Noticeable change doesn’t normally happen quickly, it is a process that takes time. If you go to the gym once, will you see a change in your body? Absolutely not. But if you go to the gym consistently, for six months straight, you should see significant changes in your physique.

The reason is simple, consistent effort over time produces change and the game of soccer is the no different, for change to be realized, and, brought to the mainstream, it takes time.

You don’t need a crystal ball to predict what the major changes in soccer coaching will be, just pay attention to the micro-influencers. I’m not talking about flash in the pan, whacky training ideas, that promise to transform players into a pro, in four days. I am talking about seriously looking at what some of the really smart, passionate, talented, knowledgeable and dedicated soccer coaching professionals are doing. These are the coaches that are trying new things, pushing the limits, asking questions, studying and collaborating with others, relentlessly pursuing a better way, never afraid of being judged. These are the coaches that will bring about meaningful change.

Drum roll please! Here are my predictions for shifts in soccer starting this year.

#1)Small group training goes mainstream

By now, the soccer community is  somewhat familiar with small-group training. However, if you have not seen what the top small-group trainers are doing nowadays, you need to have a look, their work is impressive to say the least. I personally see enormous value in small-group training, if it is delivered by a top coach. I predict that professional clubs will soon begin to hire the top small-group trainers, it is only a matter of time. Small-group trainers will pop-up everywhere, with the best ones thriving. If you want to see some of the best small-group trainers check out these guys  https://www.beesterasoccertraining.com– doesn’t get better than the crew at Beestera. Also, if you have not seen Joner 1on1, check him out on YouTube, he is a celebrity small-group guru.

#2) Virtual reality (VR) becomes a viable way to develop soccer player decision-making

Yes, we are on the brink of meaningful sports VR, led by companies like Rezzil and STRIVR sports. The simple fact is, the brain can’t tell fake from real; once a player is immersed in a real game experience via VR, the brain will not be able to tell its VR. What that means is, the player will be learning, getting better, but doing so, without having to use the body. Talk about the potential to build soccer intelligence.

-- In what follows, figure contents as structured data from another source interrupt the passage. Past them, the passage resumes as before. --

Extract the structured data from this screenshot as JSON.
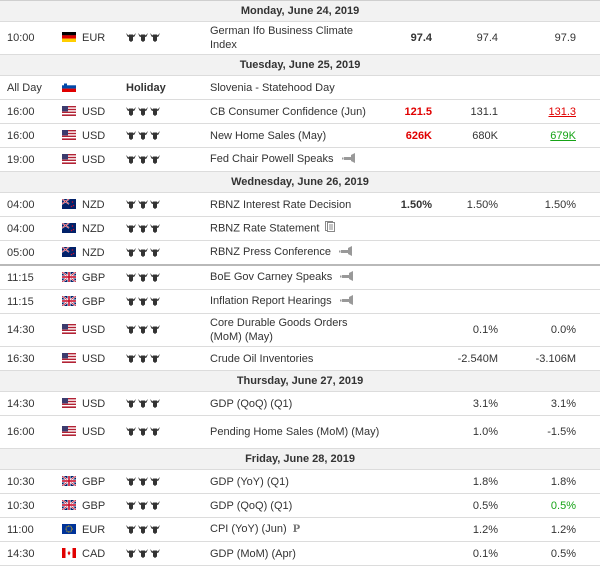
{
  "days": [
    {
      "date": "Monday, June 24, 2019",
      "events": [
        {
          "time": "10:00",
          "flag": "de",
          "currency": "EUR",
          "importance": 3,
          "name": "German Ifo Business Climate Index",
          "tall": true,
          "actual": "97.4",
          "actual_color": "",
          "forecast": "97.4",
          "previous": "97.9",
          "previous_color": "",
          "icon": ""
        }
      ]
    },
    {
      "date": "Tuesday, June 25, 2019",
      "events": [
        {
          "time": "All Day",
          "flag": "si",
          "currency": "",
          "holiday": "Holiday",
          "name": "Slovenia - Statehood Day",
          "actual": "",
          "forecast": "",
          "previous": "",
          "icon": ""
        },
        {
          "time": "16:00",
          "flag": "us",
          "currency": "USD",
          "importance": 3,
          "name": "CB Consumer Confidence (Jun)",
          "actual": "121.5",
          "actual_color": "red",
          "forecast": "131.1",
          "previous": "131.3",
          "previous_color": "red-ul",
          "icon": ""
        },
        {
          "time": "16:00",
          "flag": "us",
          "currency": "USD",
          "importance": 3,
          "name": "New Home Sales (May)",
          "actual": "626K",
          "actual_color": "red",
          "forecast": "680K",
          "previous": "679K",
          "previous_color": "green-ul",
          "icon": ""
        },
        {
          "time": "19:00",
          "flag": "us",
          "currency": "USD",
          "importance": 3,
          "name": "Fed Chair Powell Speaks",
          "actual": "",
          "forecast": "",
          "previous": "",
          "icon": "speaker"
        }
      ]
    },
    {
      "date": "Wednesday, June 26, 2019",
      "events": [
        {
          "time": "04:00",
          "flag": "nz",
          "currency": "NZD",
          "importance": 3,
          "name": "RBNZ Interest Rate Decision",
          "actual": "1.50%",
          "actual_color": "",
          "forecast": "1.50%",
          "previous": "1.50%",
          "previous_color": "",
          "icon": ""
        },
        {
          "time": "04:00",
          "flag": "nz",
          "currency": "NZD",
          "importance": 3,
          "name": "RBNZ Rate Statement",
          "actual": "",
          "forecast": "",
          "previous": "",
          "icon": "doc"
        },
        {
          "time": "05:00",
          "flag": "nz",
          "currency": "NZD",
          "importance": 3,
          "name": "RBNZ Press Conference",
          "actual": "",
          "forecast": "",
          "previous": "",
          "icon": "speaker"
        },
        {
          "time": "11:15",
          "flag": "gb",
          "currency": "GBP",
          "importance": 3,
          "name": "BoE Gov Carney Speaks",
          "sep": true,
          "actual": "",
          "forecast": "",
          "previous": "",
          "icon": "speaker"
        },
        {
          "time": "11:15",
          "flag": "gb",
          "currency": "GBP",
          "importance": 3,
          "name": "Inflation Report Hearings",
          "actual": "",
          "forecast": "",
          "previous": "",
          "icon": "speaker"
        },
        {
          "time": "14:30",
          "flag": "us",
          "currency": "USD",
          "importance": 3,
          "name": "Core Durable Goods Orders (MoM) (May)",
          "tall": true,
          "actual": "",
          "forecast": "0.1%",
          "previous": "0.0%",
          "previous_color": "",
          "icon": ""
        },
        {
          "time": "16:30",
          "flag": "us",
          "currency": "USD",
          "importance": 3,
          "name": "Crude Oil Inventories",
          "actual": "",
          "forecast": "-2.540M",
          "previous": "-3.106M",
          "previous_color": "",
          "icon": ""
        }
      ]
    },
    {
      "date": "Thursday, June 27, 2019",
      "events": [
        {
          "time": "14:30",
          "flag": "us",
          "currency": "USD",
          "importance": 3,
          "name": "GDP (QoQ) (Q1)",
          "actual": "",
          "forecast": "3.1%",
          "previous": "3.1%",
          "previous_color": "",
          "icon": ""
        },
        {
          "time": "16:00",
          "flag": "us",
          "currency": "USD",
          "importance": 3,
          "name": "Pending Home Sales (MoM) (May)",
          "tall": true,
          "actual": "",
          "forecast": "1.0%",
          "previous": "-1.5%",
          "previous_color": "",
          "icon": ""
        }
      ]
    },
    {
      "date": "Friday, June 28, 2019",
      "events": [
        {
          "time": "10:30",
          "flag": "gb",
          "currency": "GBP",
          "importance": 3,
          "name": "GDP (YoY) (Q1)",
          "actual": "",
          "forecast": "1.8%",
          "previous": "1.8%",
          "previous_color": "",
          "icon": ""
        },
        {
          "time": "10:30",
          "flag": "gb",
          "currency": "GBP",
          "importance": 3,
          "name": "GDP (QoQ) (Q1)",
          "actual": "",
          "forecast": "0.5%",
          "previous": "0.5%",
          "previous_color": "green",
          "icon": ""
        },
        {
          "time": "11:00",
          "flag": "eu",
          "currency": "EUR",
          "importance": 3,
          "name": "CPI (YoY) (Jun)",
          "actual": "",
          "forecast": "1.2%",
          "previous": "1.2%",
          "previous_color": "",
          "icon": "prelim"
        },
        {
          "time": "14:30",
          "flag": "ca",
          "currency": "CAD",
          "importance": 3,
          "name": "GDP (MoM) (Apr)",
          "actual": "",
          "forecast": "0.1%",
          "previous": "0.5%",
          "previous_color": "",
          "icon": ""
        }
      ]
    }
  ],
  "icons": {
    "speaker": "speaker-icon",
    "doc": "report-icon",
    "prelim_glyph": "P"
  },
  "colors": {
    "red": "#e00000",
    "green": "#16a316",
    "bull": "#333333",
    "day_bg": "#f2f2f2"
  }
}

Take a look at VR in the game of American Football, from STRIVR’s website – https://www.strivr.com/use-cases/sports/  – this site will blow your mind if you have not seen sports specific VR.

#3) Pro sports “Coaching Management Companies” become a thing

Is this the year that a team hires a company, instead of hiring head coach? These are multi-million dollar clubs, who entrust the management of the team, to just one person. Is that the way sports teams have to be run? Is there another way? I realize this is a stretch, but I can see change coming at some point in the future.

#4) Center backs with pace will become invaluable

The center back position, will become a priority developmental position. Players with pace will no longer be automatically placed into attacking roles. As the modern game continues to evolve, center backs with pace will become invaluable. Top teams that control possession,  occupying the opponents half, are more and more vulnerable to balls over the top, having 60 yards of space behind them to defend. The reality is that big spending teams will control the ball, while teams with smaller budgets, will sit and counter. The smaller teams are quickly realizing who they are, and what they need to succeed; they need a couple of speed guys for the counter who don’t have to be the best players, and some huge physical defenders to sit deep and clear the ball. Top teams with large budgets, will realize that without center backs with real pace they are vulnerable to the counter. The days of every team actually thinking they can play some beautiful type of possession soccer is over, teams budgets will determine their tactics. The exception to this trend will be teams like Ajax who invest in their academies.